SeaWorld killer whale show
SeaWorld Entertainment admitted it asked certain employees to pose as animal rights activists. Pictured: Trainers have Orca killer whales perform for the crowd during a show at the SeaWorld in San Diego, California, March 19, 2014. Reuters/Mike Blake

U.S. theme park operator SeaWorld Entertainment admitted Thursday that it had sent an employee undercover to infiltrate and spy on the animal rights group, People for the Ethical Treatment of Animals (PETA). The company would no longer use such practices, SeaWorld CEO Joel Manby said.

In July last year, PETA had accused a human resource employee of SeaWorld, Paul McComb, of posing as an animal rights activist and trying to incite violence among peaceful protesters.

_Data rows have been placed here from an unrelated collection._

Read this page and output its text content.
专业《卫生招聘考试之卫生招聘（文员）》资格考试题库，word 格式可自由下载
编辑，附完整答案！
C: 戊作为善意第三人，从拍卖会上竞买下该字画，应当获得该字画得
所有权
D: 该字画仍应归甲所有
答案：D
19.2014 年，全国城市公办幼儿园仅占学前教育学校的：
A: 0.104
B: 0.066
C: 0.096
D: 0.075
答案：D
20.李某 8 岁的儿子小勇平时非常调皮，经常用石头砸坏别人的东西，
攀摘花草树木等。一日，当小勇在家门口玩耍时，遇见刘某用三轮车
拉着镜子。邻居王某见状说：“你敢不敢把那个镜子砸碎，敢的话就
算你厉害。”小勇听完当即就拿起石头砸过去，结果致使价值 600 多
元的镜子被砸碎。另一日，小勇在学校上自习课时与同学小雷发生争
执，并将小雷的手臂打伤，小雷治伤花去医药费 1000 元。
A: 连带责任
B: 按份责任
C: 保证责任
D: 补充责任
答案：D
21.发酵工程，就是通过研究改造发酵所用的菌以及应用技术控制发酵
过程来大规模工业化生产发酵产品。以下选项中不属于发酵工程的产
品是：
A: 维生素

SeaWorld’s board has “directed that the company’s management team end a practice in which certain employees posed as animal-rights activists,” Manby wrote in a statement Thursday. He added that Paul McComb had returned to work at SeaWorld but in a different position.

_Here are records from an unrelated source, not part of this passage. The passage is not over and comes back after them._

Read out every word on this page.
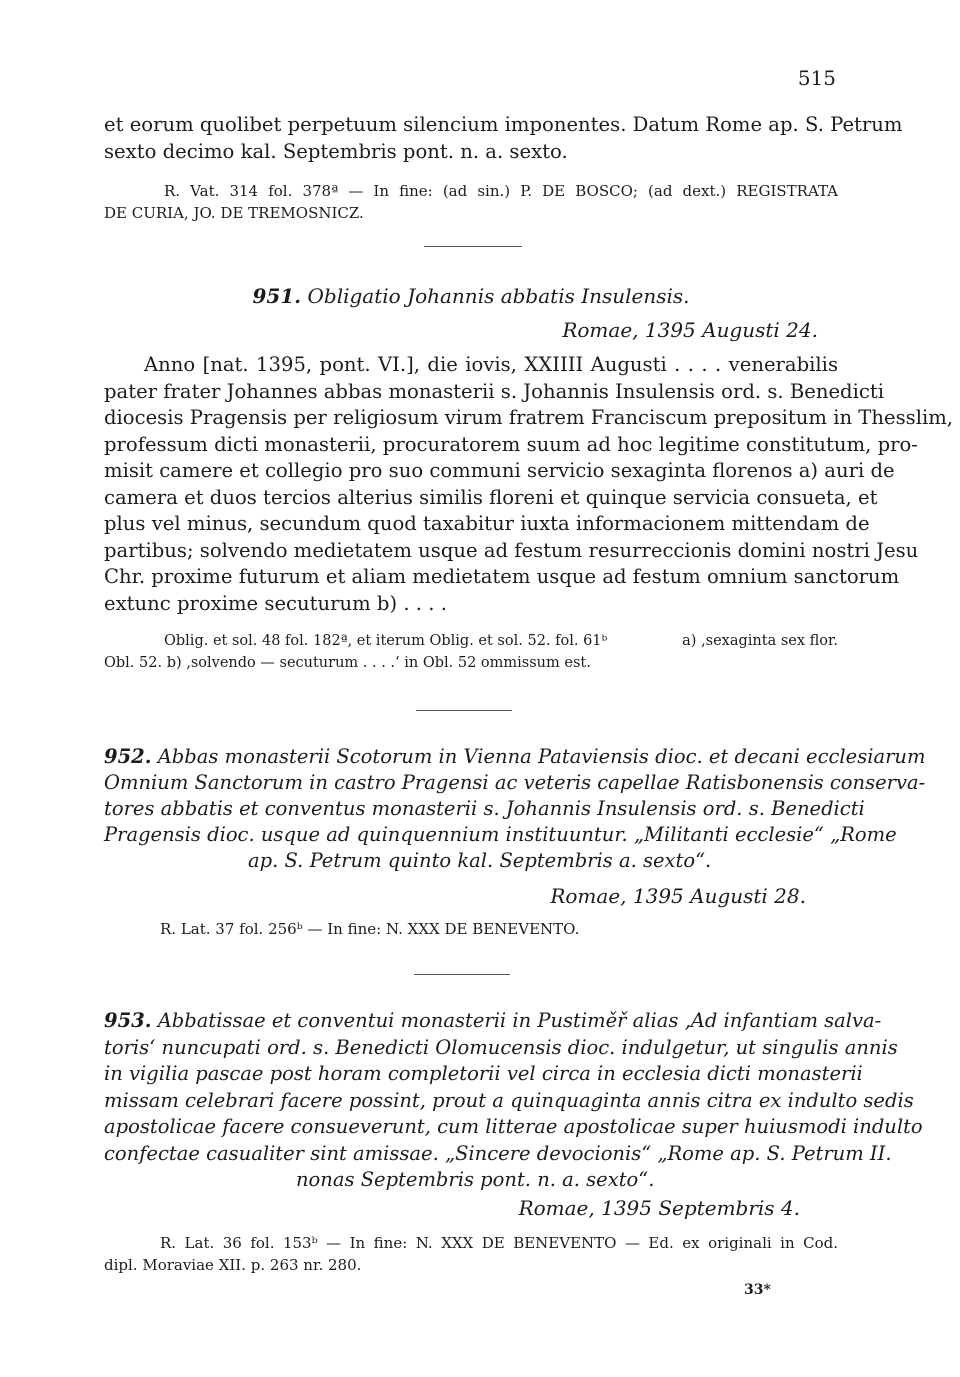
515
et eorum quolibet perpetuum silencium imponentes. Datum Rome ap. S. Petrum
sexto decimo kal. Septembris pont. n. a. sexto.
R. Vat. 314 fol. 378ª — In fine: (ad sin.) P. DE BOSCO; (ad dext.) REGISTRATA
DE CURIA, JO. DE TREMOSNICZ.
951. Obligatio Johannis abbatis Insulensis.
Romae, 1395 Augusti 24.
Anno [nat. 1395, pont. VI.], die iovis, XXIIII Augusti . . . . venerabilis
pater frater Johannes abbas monasterii s. Johannis Insulensis ord. s. Benedicti
diocesis Pragensis per religiosum virum fratrem Franciscum prepositum in Thesslim,
professum dicti monasterii, procuratorem suum ad hoc legitime constitutum, pro-
misit camere et collegio pro suo communi servicio sexaginta florenos a) auri de
camera et duos tercios alterius similis floreni et quinque servicia consueta, et
plus vel minus, secundum quod taxabitur iuxta informacionem mittendam de
partibus; solvendo medietatem usque ad festum resurreccionis domini nostri Jesu
Chr. proxime futurum et aliam medietatem usque ad festum omnium sanctorum
extunc proxime secuturum b) . . . .
Oblig. et sol. 48 fol. 182ª, et iterum Oblig. et sol. 52. fol. 61ᵇ	a) ‚sexaginta sex flor.
Obl. 52. b) ‚solvendo — secuturum . . . .‘ in Obl. 52 ommissum est.
952. Abbas monasterii Scotorum in Vienna Pataviensis dioc. et decani ecclesiarum
Omnium Sanctorum in castro Pragensi ac veteris capellae Ratisbonensis conserva-
tores abbatis et conventus monasterii s. Johannis Insulensis ord. s. Benedicti
Pragensis dioc. usque ad quinquennium instituuntur. „Militanti ecclesie“ „Rome
ap. S. Petrum quinto kal. Septembris a. sexto“.
Romae, 1395 Augusti 28.
R. Lat. 37 fol. 256ᵇ — In fine: N. XXX DE BENEVENTO.
953. Abbatissae et conventui monasterii in Pustiměř alias ‚Ad infantiam salva-
toris‘ nuncupati ord. s. Benedicti Olomucensis dioc. indulgetur, ut singulis annis
in vigilia pascae post horam completorii vel circa in ecclesia dicti monasterii
missam celebrari facere possint, prout a quinquaginta annis citra ex indulto sedis
apostolicae facere consueverunt, cum litterae apostolicae super huiusmodi indulto
confectae casualiter sint amissae. „Sincere devocionis“ „Rome ap. S. Petrum II.
nonas Septembris pont. n. a. sexto“.
Romae, 1395 Septembris 4.
R. Lat. 36 fol. 153ᵇ — In fine: N. XXX DE BENEVENTO — Ed. ex originali in Cod.
dipl. Moraviae XII. p. 263 nr. 280.
33*
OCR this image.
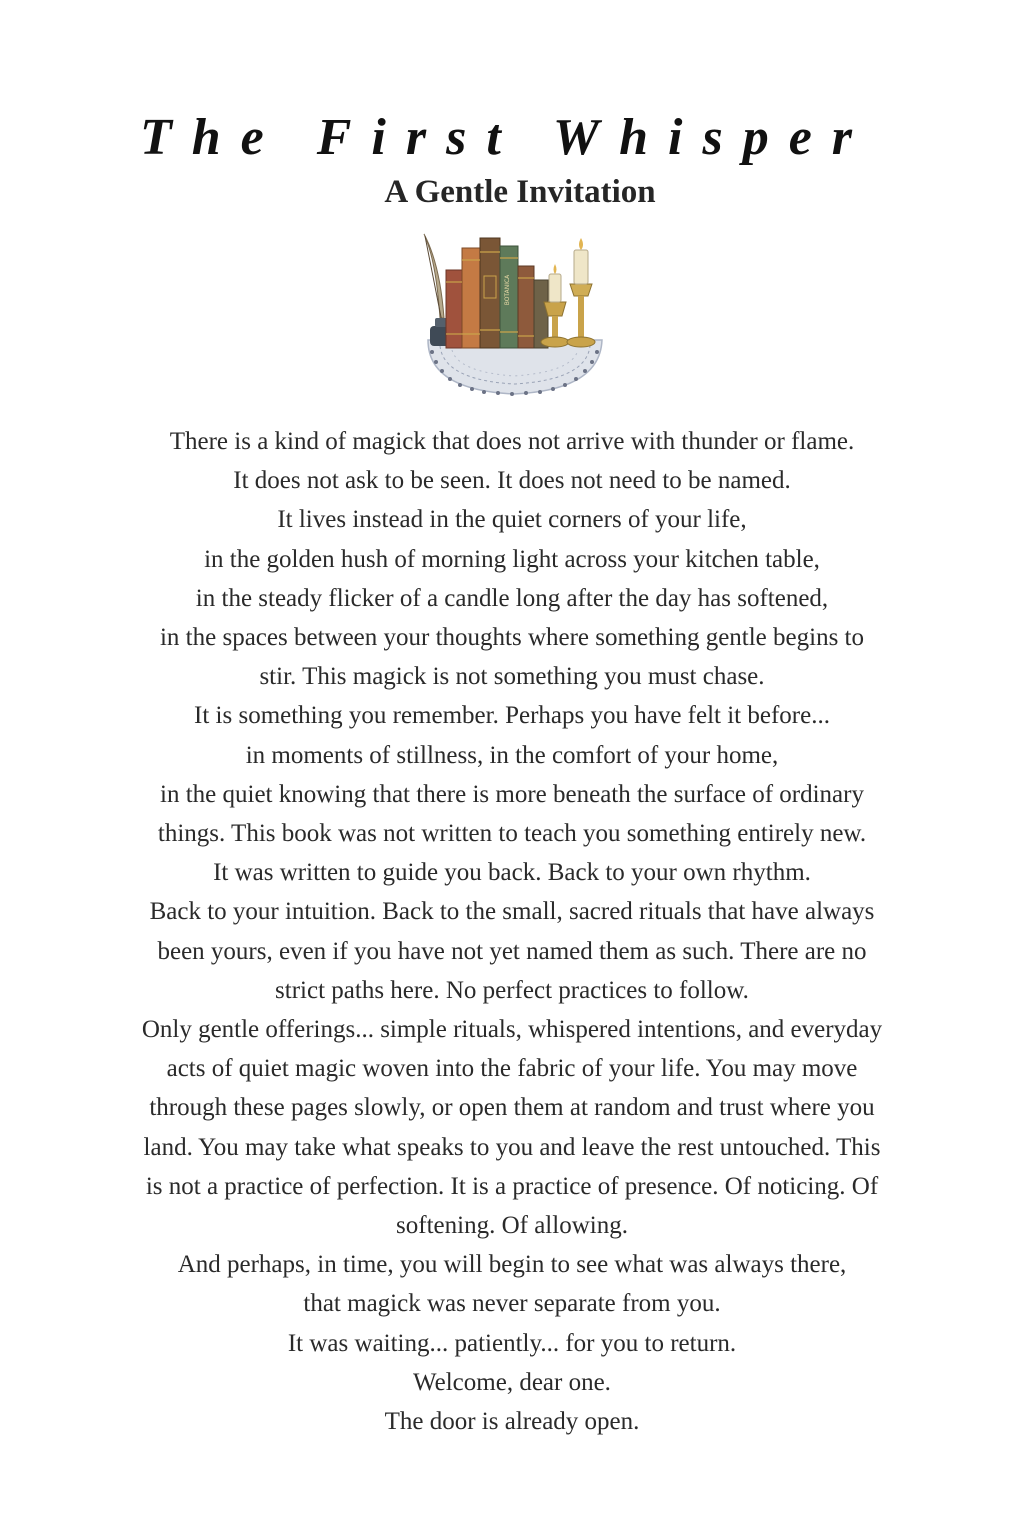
The First Whisper
A Gentle Invitation
BOTANICA
There is a kind of magick that does not arrive with thunder or flame.
It does not ask to be seen. It does not need to be named.
It lives instead in the quiet corners of your life,
in the golden hush of morning light across your kitchen table,
in the steady flicker of a candle long after the day has softened,
in the spaces between your thoughts where something gentle begins to
stir. This magick is not something you must chase.
It is something you remember. Perhaps you have felt it before...
in moments of stillness, in the comfort of your home,
in the quiet knowing that there is more beneath the surface of ordinary
things. This book was not written to teach you something entirely new.
It was written to guide you back. Back to your own rhythm.
Back to your intuition. Back to the small, sacred rituals that have always
been yours, even if you have not yet named them as such. There are no
strict paths here. No perfect practices to follow.
Only gentle offerings... simple rituals, whispered intentions, and everyday
acts of quiet magic woven into the fabric of your life. You may move
through these pages slowly, or open them at random and trust where you
land. You may take what speaks to you and leave the rest untouched. This
is not a practice of perfection. It is a practice of presence. Of noticing. Of
softening. Of allowing.
And perhaps, in time, you will begin to see what was always there,
that magick was never separate from you.
It was waiting... patiently... for you to return.
Welcome, dear one.
The door is already open.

SeaWorld said it used to ask certain employees to infiltrate animal rights organizations in order to “maintain the safety and security of company employees, customers and animals in the face of credible threats that the company had received.”

SeaWorld has come under severe criticism after the release of a 2013 documentary, “Blackfish” that detailed the treatment of killer whales used in shows and the deaths of trainers by those whales. The killer whales were once the park's main attraction.

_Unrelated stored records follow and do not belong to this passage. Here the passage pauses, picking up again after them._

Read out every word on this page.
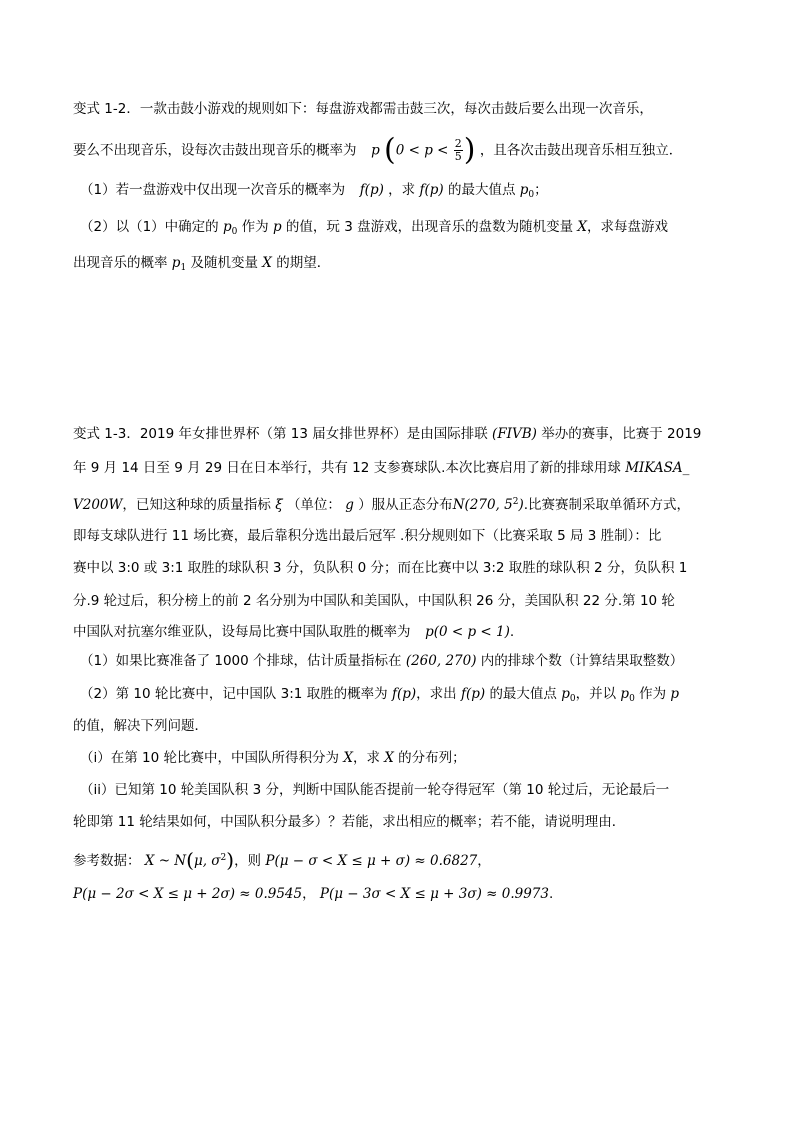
变式 1-2．一款击鼓小游戏的规则如下：每盘游戏都需击鼓三次，每次击鼓后要么出现一次音乐，
要么不出现音乐，设每次击鼓出现音乐的概率为 p ($0 < p < \frac{2}{5}$ ) ，且各次击鼓出现音乐相互独立．
（1）若一盘游戏中仅出现一次音乐的概率为 f(p) ，求 f(p) 的最大值点 $p_0$；
（2）以（1）中确定的 $p_0$ 作为 p 的值，玩 3 盘游戏，出现音乐的盘数为随机变量 X，求每盘游戏
出现音乐的概率 $p_1$ 及随机变量 X 的期望．
变式 1-3．2019 年女排世界杯（第 13 届女排世界杯）是由国际排联 (FIVB) 举办的赛事，比赛于 2019
年 9 月 14 日至 9 月 29 日在日本举行，共有 12 支参赛球队.本次比赛启用了新的排球用球 MIKASA_
V200W，已知这种球的质量指标 ξ （单位： g ）服从正态分布N(270, $5^2$).比赛赛制采取单循环方式，
即每支球队进行 11 场比赛，最后靠积分选出最后冠军 .积分规则如下（比赛采取 5 局 3 胜制）：比
赛中以 3:0 或 3:1 取胜的球队积 3 分，负队积 0 分；而在比赛中以 3:2 取胜的球队积 2 分，负队积 1
分.9 轮过后，积分榜上的前 2 名分别为中国队和美国队，中国队积 26 分，美国队积 22 分.第 10 轮
中国队对抗塞尔维亚队，设每局比赛中国队取胜的概率为 p(0 < p < 1).
（1）如果比赛准备了 1000 个排球，估计质量指标在 (260, 270) 内的排球个数（计算结果取整数）
（2）第 10 轮比赛中，记中国队 3:1 取胜的概率为 f(p)，求出 f(p) 的最大值点 $p_0$，并以 $p_0$ 作为 p
的值，解决下列问题．
（i）在第 10 轮比赛中，中国队所得积分为 X，求 X 的分布列；
（ii）已知第 10 轮美国队积 3 分，判断中国队能否提前一轮夺得冠军（第 10 轮过后，无论最后一
轮即第 11 轮结果如何，中国队积分最多）？若能，求出相应的概率；若不能，请说明理由．
参考数据： X ~ N(μ, $\sigma^2$)，则 P(μ − σ < X ≤ μ + σ) ≈ 0.6827，
P(μ − 2σ < X ≤ μ + 2σ) ≈ 0.9545， P(μ − 3σ < X ≤ μ + 3σ) ≈ 0.9973.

In a statement Thursday, PETA said that SeaWorld's acknowledgement was a confirmation that the company had disguised more than one person as activist.

Orlando-based SeaWorld also reported a loss for the fourth quarter Thursday that came in below Wall Street’s predictions. SeaWorld registered a rise in attendance at its parks but reported a loss of $11 million, or 13 cents a share, while analysts polled by Reuters projected the company to incur a loss of 10 cents per share, the Wall Street Journal reported.

Shares of the company plunged as much as 12 percent before closing 9.18 percent lower on the New York Stock Exchange Thursday.